箱根駅伝に関東学生連合の選手として内定した近藤さん

 ■「感謝体現、10位以内を」

 「第94回東京箱根間往復大学駅伝競走」(1月2、3日)に、東京大工学部3年の近藤秀一さん(22)=函南町出身、県立韮山高卒=が、関東学生連合の選手として出場することが内定した。第1区を走る見通しで「今までお世話になった人たちへの感謝の気持ちを走りで体現したい。区間10位以内を目指す」と目標を語った。

 箱根駅伝予選会と1万メートル記録挑戦会の合計タイムの上位10人に出場権が与えられ、近藤さんは合計タイムで1番手となった。過去2大会も関東学生連合として選ばれたが補欠で、同大会を走るのは初めて。出場が内定し「うれしかったというより安心した」という。

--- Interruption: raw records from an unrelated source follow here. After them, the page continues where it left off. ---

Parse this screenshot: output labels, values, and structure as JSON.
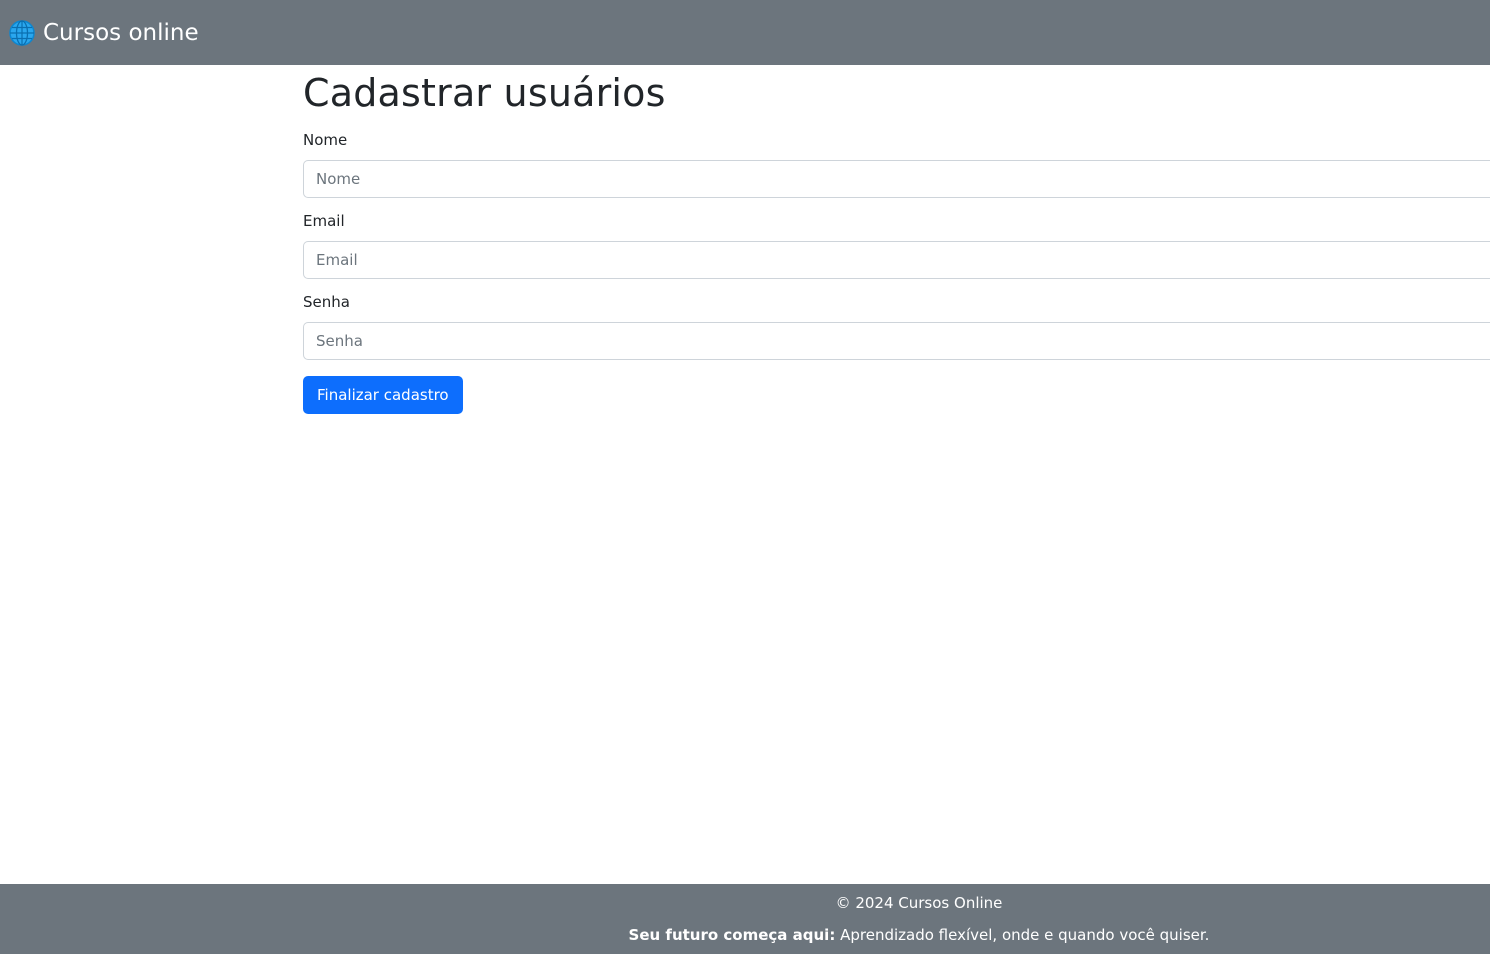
{
  "navbar": {
    "brand_label": "Cursos online",
    "brand_icon": "globe-icon",
    "brand_icon_color": "#0d9ae8"
  },
  "form": {
    "title": "Cadastrar usuários",
    "fields": [
      {
        "label": "Nome",
        "placeholder": "Nome",
        "value": ""
      },
      {
        "label": "Email",
        "placeholder": "Email",
        "value": ""
      },
      {
        "label": "Senha",
        "placeholder": "Senha",
        "value": ""
      }
    ],
    "submit_label": "Finalizar cadastro"
  },
  "footer": {
    "copyright": "© 2024 Cursos Online",
    "tagline_bold": "Seu futuro começa aqui:",
    "tagline_text": " Aprendizado flexível, onde e quando você quiser."
  },
  "colors": {
    "header_bg": "#6c757d",
    "footer_bg": "#6c757d",
    "primary": "#0d6efd"
  }
}
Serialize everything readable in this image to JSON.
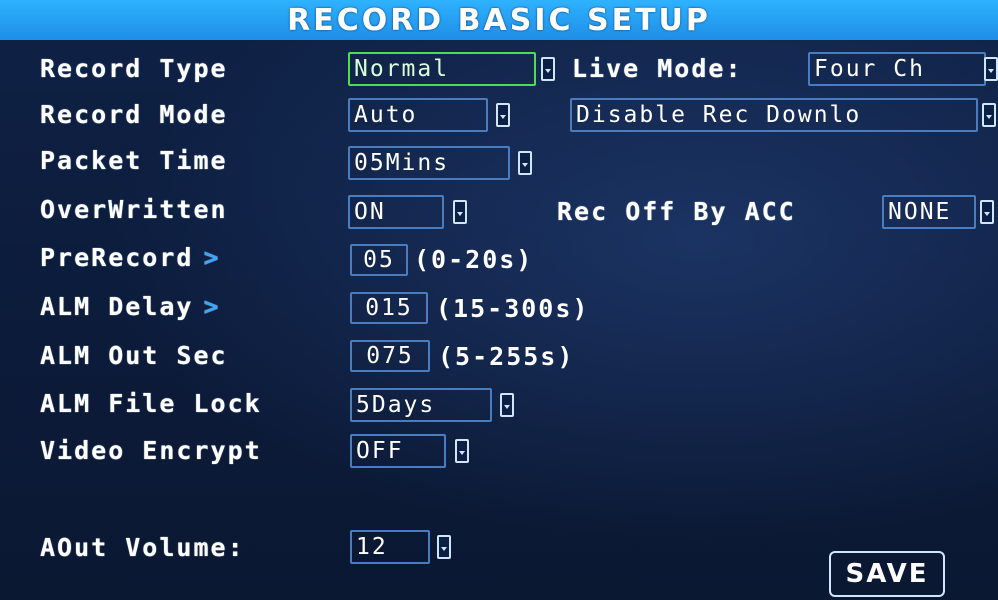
{
  "title": "RECORD BASIC SETUP",
  "rows": {
    "record_type": {
      "label": "Record Type",
      "value": "Normal"
    },
    "live_mode": {
      "label": "Live Mode:",
      "value": "Four Ch"
    },
    "record_mode": {
      "label": "Record Mode",
      "value": "Auto"
    },
    "rec_download": {
      "value": "Disable Rec Downlo"
    },
    "packet_time": {
      "label": "Packet Time",
      "value": "05Mins"
    },
    "overwritten": {
      "label": "OverWritten",
      "value": "ON"
    },
    "rec_off_by_acc": {
      "label": "Rec Off By ACC",
      "value": "NONE"
    },
    "prerecord": {
      "label": "PreRecord",
      "chevron": ">",
      "value": "05",
      "range": "(0-20s)"
    },
    "alm_delay": {
      "label": "ALM Delay",
      "chevron": ">",
      "value": "015",
      "range": "(15-300s)"
    },
    "alm_out_sec": {
      "label": "ALM Out Sec",
      "value": "075",
      "range": "(5-255s)"
    },
    "alm_file_lock": {
      "label": "ALM File Lock",
      "value": "5Days"
    },
    "video_encrypt": {
      "label": "Video Encrypt",
      "value": "OFF"
    },
    "aout_volume": {
      "label": "AOut Volume:",
      "value": "12"
    }
  },
  "save_label": "SAVE",
  "colors": {
    "title_bar": "#1e8ee6",
    "focus_border": "#49e04a",
    "field_border": "#4a7cc0",
    "chevron": "#3aa6ff"
  }
}
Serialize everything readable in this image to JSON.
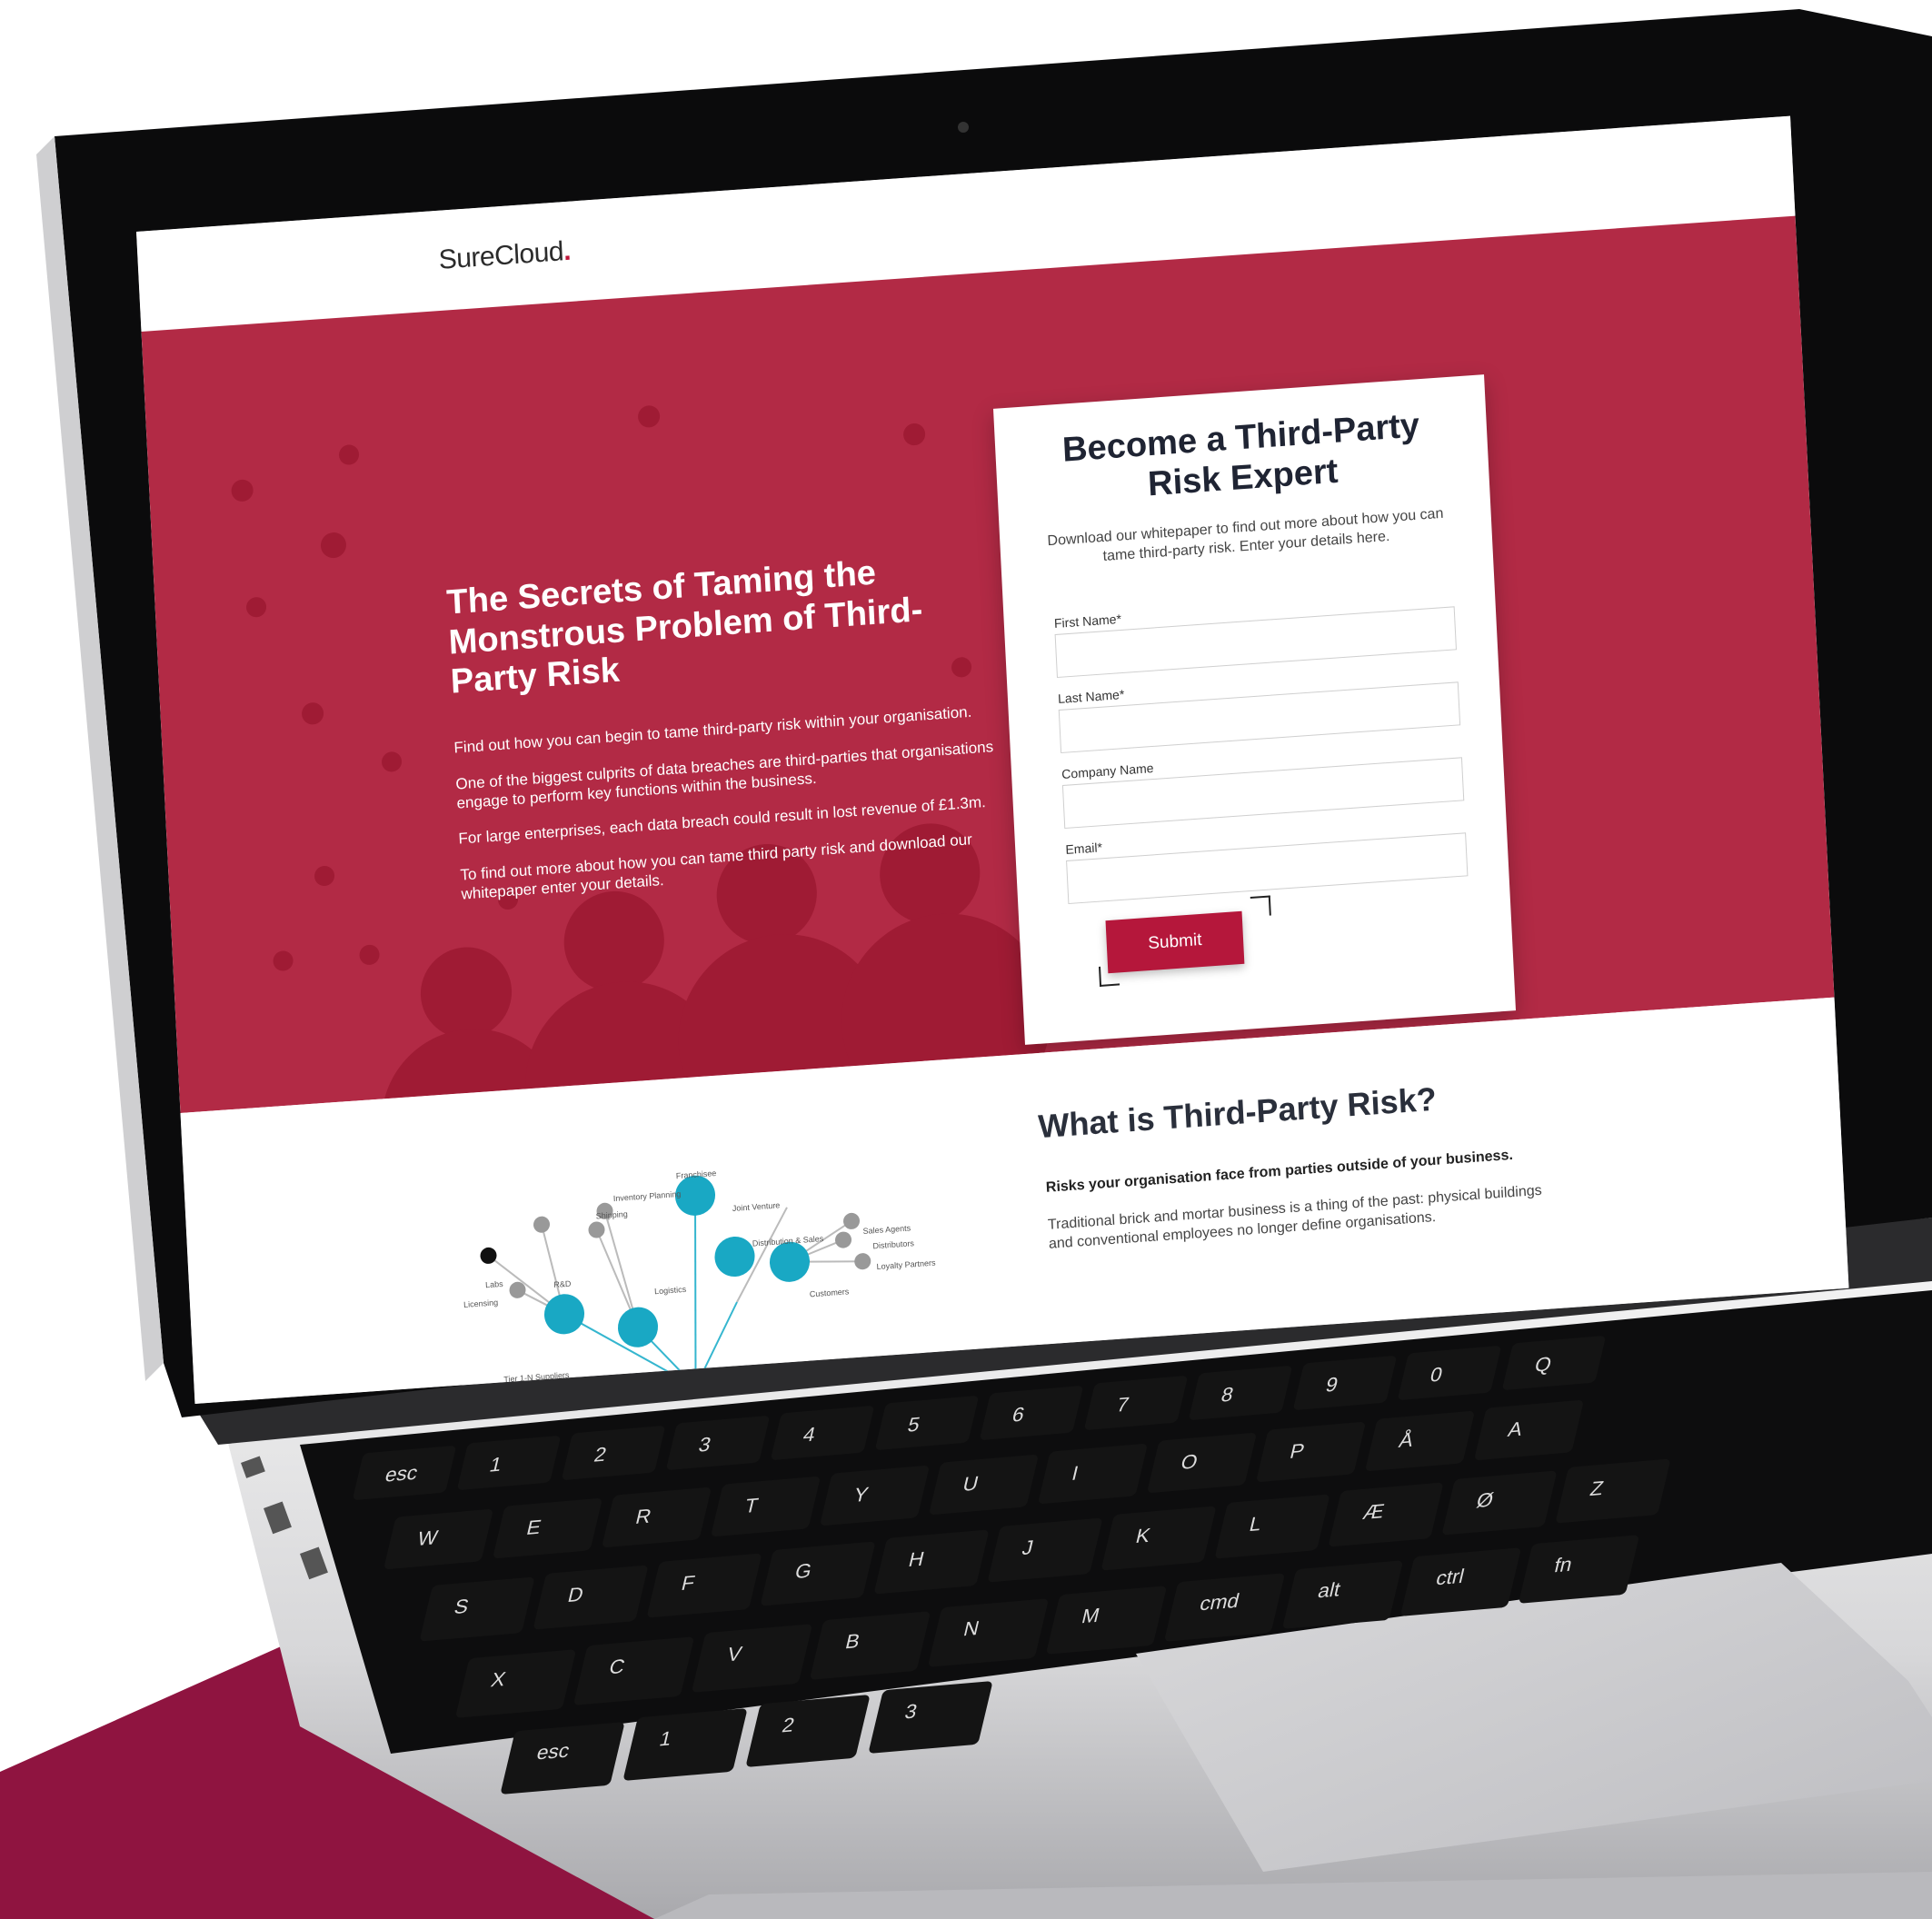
{
  "page": {
    "logo_text": "SureCloud",
    "logo_dot": "."
  },
  "hero": {
    "title": "The Secrets of Taming the Monstrous Problem of Third-Party Risk",
    "paragraphs": [
      "Find out how you can begin to tame third-party risk within your organisation.",
      "One of the biggest culprits of data breaches are third-parties that organisations engage to perform key functions within the business.",
      "For large enterprises, each data breach could result in lost revenue of £1.3m.",
      "To find out more about how you can tame third party risk and download our whitepaper enter your details."
    ]
  },
  "form": {
    "title": "Become a Third-Party Risk Expert",
    "subtitle": "Download our whitepaper to find out more about how you can tame third-party risk. Enter your details here.",
    "fields": [
      {
        "label": "First Name*",
        "value": ""
      },
      {
        "label": "Last Name*",
        "value": ""
      },
      {
        "label": "Company Name",
        "value": ""
      },
      {
        "label": "Email*",
        "value": ""
      }
    ],
    "submit_label": "Submit"
  },
  "section2": {
    "title": "What is Third-Party Risk?",
    "bold": "Risks your organisation face from parties outside of your business.",
    "paragraph": "Traditional brick and mortar business is a thing of the past: physical buildings and conventional employees no longer define organisations.",
    "diagram_labels": [
      "Inventory Planning",
      "Shipping",
      "Franchisee",
      "Joint Venture",
      "Sales Agents",
      "Distributors",
      "Loyalty Partners",
      "Customers",
      "R&D",
      "Labs",
      "Licensing",
      "Logistics",
      "Distribution & Sales",
      "Tier 1-N Suppliers"
    ]
  },
  "keyboard": {
    "keys": [
      "esc",
      "1",
      "2",
      "3",
      "4",
      "5",
      "6",
      "7",
      "8",
      "9",
      "0",
      "Q",
      "W",
      "E",
      "R",
      "T",
      "Y",
      "U",
      "I",
      "O",
      "P",
      "Å",
      "A",
      "S",
      "D",
      "F",
      "G",
      "H",
      "J",
      "K",
      "L",
      "Æ",
      "Ø",
      "Z",
      "X",
      "C",
      "V",
      "B",
      "N",
      "M",
      "cmd",
      "alt",
      "ctrl",
      "fn"
    ]
  },
  "colors": {
    "brand": "#b22a45",
    "brand_dark": "#8f1440",
    "button": "#b5173b",
    "text_dark": "#1f2433"
  }
}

 小学3年生のときに、地元の陸上クラブ「函南RC」に入団したしたのを機に陸上を始めた。魅力について「自分の心と体と深く向き合うことができるところや、練習の成果が(良くも悪くも)タイムという客観的な形になって表れること」と語る。

 韮山高陸上部顧問で、近藤さんを指導していた川口雅司教諭は「悔しい思いや経験すべてを1区の走りに凝縮してほしい。でも結果を求め過ぎると力むので、あくまでも一つの通過点として自分が納得のできる走りをしてもらいたい」とエールを送る。同部をはじめ、同校のOB、同窓会役員らが応援に駆けつける予定という。

 現在は講義や実験の合間に効率良く練習をしているという。近藤さんは「小さいときから足が速かったわけではない。強くなりたいという意思があれば必ず道は開ける」と未来の駅伝選手らにメッセージを贈り、地元の人たちへ「いつも応援してくれる感謝の思いを大舞台での自分の走りで表現する」と力を込めた。

 往路は2日午前8時にスタートする。第1区は大手町−鶴見間で走行距離は21・3キロ。レースの流れを大きく左右する重要な区間で、平たんで直線的なコースが長く続いた後の17キロ過ぎの六郷橋が勝負のポイントという。